Adam Ralph

Software, tea, and snowboarding

Would it help if I spoke to your management?

An important responsibility we have as software developers is to identify the root problem. We’re often faced with problems which, at first glance, appear technical. When a race condition appears, we start writing code to remove it. When we’re told two business operations must be consistent, we find ingenious new ways of implementing distributed transactions.

But when we ask why?, the immediate problem so often disappears.

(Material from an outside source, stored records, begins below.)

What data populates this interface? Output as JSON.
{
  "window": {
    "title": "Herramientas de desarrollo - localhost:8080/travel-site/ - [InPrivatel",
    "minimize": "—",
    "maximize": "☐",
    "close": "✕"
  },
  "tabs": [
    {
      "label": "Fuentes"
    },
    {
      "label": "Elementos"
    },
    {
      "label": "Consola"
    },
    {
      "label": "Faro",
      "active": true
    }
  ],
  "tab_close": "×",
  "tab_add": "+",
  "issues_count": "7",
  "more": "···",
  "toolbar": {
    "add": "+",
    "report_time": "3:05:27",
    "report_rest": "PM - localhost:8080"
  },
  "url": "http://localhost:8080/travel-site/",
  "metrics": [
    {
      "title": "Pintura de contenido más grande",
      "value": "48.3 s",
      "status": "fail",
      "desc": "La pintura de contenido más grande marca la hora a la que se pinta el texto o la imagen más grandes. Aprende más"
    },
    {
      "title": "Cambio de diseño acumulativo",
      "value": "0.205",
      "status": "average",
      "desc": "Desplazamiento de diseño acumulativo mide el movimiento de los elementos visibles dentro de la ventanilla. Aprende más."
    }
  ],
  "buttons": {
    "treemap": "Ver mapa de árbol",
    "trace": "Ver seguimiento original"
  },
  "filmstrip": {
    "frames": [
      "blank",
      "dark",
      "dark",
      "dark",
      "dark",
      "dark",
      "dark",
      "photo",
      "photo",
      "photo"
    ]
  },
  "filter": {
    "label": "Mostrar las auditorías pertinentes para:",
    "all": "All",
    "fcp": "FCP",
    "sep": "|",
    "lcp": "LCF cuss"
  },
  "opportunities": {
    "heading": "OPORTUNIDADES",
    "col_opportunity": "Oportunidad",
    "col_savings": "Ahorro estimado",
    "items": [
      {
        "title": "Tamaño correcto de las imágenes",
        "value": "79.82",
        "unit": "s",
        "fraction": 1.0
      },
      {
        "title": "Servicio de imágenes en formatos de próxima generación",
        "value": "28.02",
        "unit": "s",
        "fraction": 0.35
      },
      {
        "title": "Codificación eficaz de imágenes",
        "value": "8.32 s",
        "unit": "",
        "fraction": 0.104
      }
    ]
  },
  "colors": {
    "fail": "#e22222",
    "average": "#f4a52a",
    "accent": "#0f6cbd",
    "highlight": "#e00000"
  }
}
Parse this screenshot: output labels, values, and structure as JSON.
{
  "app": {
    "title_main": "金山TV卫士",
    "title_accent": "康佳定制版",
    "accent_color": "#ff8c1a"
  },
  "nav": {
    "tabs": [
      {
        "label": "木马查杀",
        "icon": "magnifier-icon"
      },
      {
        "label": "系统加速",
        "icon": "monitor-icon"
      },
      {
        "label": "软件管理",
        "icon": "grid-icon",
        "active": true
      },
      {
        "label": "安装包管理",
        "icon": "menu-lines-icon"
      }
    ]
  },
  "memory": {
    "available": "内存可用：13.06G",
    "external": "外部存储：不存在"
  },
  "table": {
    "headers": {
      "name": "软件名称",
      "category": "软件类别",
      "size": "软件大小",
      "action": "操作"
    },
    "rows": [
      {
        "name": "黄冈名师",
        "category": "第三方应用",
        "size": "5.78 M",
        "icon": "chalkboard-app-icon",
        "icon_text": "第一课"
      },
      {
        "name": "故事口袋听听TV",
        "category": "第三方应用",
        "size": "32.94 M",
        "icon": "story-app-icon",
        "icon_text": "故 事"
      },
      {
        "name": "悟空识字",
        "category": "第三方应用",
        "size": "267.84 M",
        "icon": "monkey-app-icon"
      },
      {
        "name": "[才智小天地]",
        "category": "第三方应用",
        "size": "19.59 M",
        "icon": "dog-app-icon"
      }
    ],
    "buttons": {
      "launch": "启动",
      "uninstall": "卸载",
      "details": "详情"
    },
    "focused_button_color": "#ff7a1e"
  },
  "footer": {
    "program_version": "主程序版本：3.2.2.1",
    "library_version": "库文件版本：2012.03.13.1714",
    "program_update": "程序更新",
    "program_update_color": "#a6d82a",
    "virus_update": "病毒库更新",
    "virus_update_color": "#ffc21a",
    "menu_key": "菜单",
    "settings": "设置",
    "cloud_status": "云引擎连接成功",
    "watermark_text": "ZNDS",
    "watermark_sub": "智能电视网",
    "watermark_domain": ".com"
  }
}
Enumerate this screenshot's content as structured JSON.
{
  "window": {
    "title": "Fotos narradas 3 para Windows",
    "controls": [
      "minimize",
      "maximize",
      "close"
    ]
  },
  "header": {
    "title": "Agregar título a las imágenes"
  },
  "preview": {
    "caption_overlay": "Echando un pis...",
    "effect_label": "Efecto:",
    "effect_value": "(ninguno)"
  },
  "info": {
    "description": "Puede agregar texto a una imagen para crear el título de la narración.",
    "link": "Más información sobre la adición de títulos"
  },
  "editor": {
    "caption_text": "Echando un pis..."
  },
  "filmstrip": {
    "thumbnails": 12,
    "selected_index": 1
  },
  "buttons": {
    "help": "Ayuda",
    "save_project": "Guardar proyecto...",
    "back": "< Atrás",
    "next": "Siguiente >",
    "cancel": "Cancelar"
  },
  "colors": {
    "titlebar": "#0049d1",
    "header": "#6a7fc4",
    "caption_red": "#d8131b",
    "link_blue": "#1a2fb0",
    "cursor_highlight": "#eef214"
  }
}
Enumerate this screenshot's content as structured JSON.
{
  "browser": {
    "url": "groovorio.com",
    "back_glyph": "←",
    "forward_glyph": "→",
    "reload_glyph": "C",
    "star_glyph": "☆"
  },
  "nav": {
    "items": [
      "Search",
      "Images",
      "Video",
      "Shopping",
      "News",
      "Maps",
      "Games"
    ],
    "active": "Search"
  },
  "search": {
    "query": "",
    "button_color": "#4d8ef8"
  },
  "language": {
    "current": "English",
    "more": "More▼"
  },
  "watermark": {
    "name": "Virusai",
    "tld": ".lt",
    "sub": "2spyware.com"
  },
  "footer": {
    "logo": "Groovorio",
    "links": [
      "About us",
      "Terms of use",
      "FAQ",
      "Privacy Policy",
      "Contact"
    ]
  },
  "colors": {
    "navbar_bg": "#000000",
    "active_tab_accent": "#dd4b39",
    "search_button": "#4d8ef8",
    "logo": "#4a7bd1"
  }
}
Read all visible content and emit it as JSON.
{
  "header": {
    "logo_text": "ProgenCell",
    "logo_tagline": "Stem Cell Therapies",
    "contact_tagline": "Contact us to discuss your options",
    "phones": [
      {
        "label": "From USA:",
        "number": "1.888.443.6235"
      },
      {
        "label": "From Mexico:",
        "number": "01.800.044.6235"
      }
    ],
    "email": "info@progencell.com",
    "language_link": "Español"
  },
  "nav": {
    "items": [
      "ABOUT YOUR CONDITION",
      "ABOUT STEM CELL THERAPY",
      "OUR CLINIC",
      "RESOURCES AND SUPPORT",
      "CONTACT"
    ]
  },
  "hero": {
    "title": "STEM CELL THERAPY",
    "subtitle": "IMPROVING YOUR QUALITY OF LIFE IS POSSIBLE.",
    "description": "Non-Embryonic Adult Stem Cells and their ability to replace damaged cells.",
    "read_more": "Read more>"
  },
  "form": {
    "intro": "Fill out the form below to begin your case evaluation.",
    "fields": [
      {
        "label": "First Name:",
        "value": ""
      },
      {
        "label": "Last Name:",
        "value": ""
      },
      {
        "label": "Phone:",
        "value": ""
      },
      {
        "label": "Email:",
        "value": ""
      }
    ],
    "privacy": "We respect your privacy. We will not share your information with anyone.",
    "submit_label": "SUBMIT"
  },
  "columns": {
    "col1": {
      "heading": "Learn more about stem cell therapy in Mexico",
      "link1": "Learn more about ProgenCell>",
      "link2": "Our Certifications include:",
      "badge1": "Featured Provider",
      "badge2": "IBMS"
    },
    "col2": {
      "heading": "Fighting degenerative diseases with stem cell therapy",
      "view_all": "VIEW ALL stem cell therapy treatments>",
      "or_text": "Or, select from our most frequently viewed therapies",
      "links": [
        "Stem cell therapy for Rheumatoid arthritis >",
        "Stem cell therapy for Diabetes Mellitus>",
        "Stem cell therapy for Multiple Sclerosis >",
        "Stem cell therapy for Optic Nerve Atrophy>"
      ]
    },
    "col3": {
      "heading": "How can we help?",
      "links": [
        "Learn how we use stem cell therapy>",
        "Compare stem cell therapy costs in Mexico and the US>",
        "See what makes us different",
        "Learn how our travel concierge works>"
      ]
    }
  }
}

Recently, I had an interesting conversation during my shift running the “chat with a developer” feature on the Particular Software website.

Me:

Hello, how may I help?

Visitor:

Hey Adam

Quick question

ConfigureHowToFindSaga. Can this method be tested?

If yes, how?

An alarm bell started to ring. ConfigureHowToFindSaga is a protected abstract method in NServiceBus. I usually wouldn’t aim to test it in isolation. The test would repeat the production code, and wouldn’t prove anything.

Visitor:

I know it sounds silly, coz all handlers are tested, but we are looking for 100% test coverage for management. 😀

The alarm bell was now deafening.

Me:

Hi {name omitted}, I guess this is not the answer you want to hear, but the goal of 100% test coverage is the problem here, and that is the problem I would aim to solve.

Your test would just be a repeat of the production code.

Visitor:

Exactly i understand that as a developer. 🙂

At this point, I started to feel sorry for this person. They understand why a goal of 100% test coverage is usually a bad idea, but their hands are tied by management. I cut to the chase:

Me:

Would it help if I spoke to your management?

When the chat started, I was in the middle of a pairing session with a colleague over a video call. When I wrote this line, he snorted with laughter. True, the comment was a little tongue-in-cheek, but I felt compelled to write it. My correspondent saw the funny side and declined the offer with a laughing emoji, but he said he would go back to management and challenge the rule.

The following weekend, I was out hiking and thinking about the conversation (yes, I have trouble switching off). It dawned on me that this wasn’t such a silly offer after all. I played out an imaginary conversation with management in my head, and realised how valuable the conversation could have been. After all, if management is causing the problem, why not fix management?

When I’m posed a problem through chat, a support request, or at a conference or user group, I try to emphasise my effort to find the root cause. I often manage to convert a low level technical problem into a higher level reconsideration. In turn, a better approach emerges which avoids the technical problem and brings further benefits.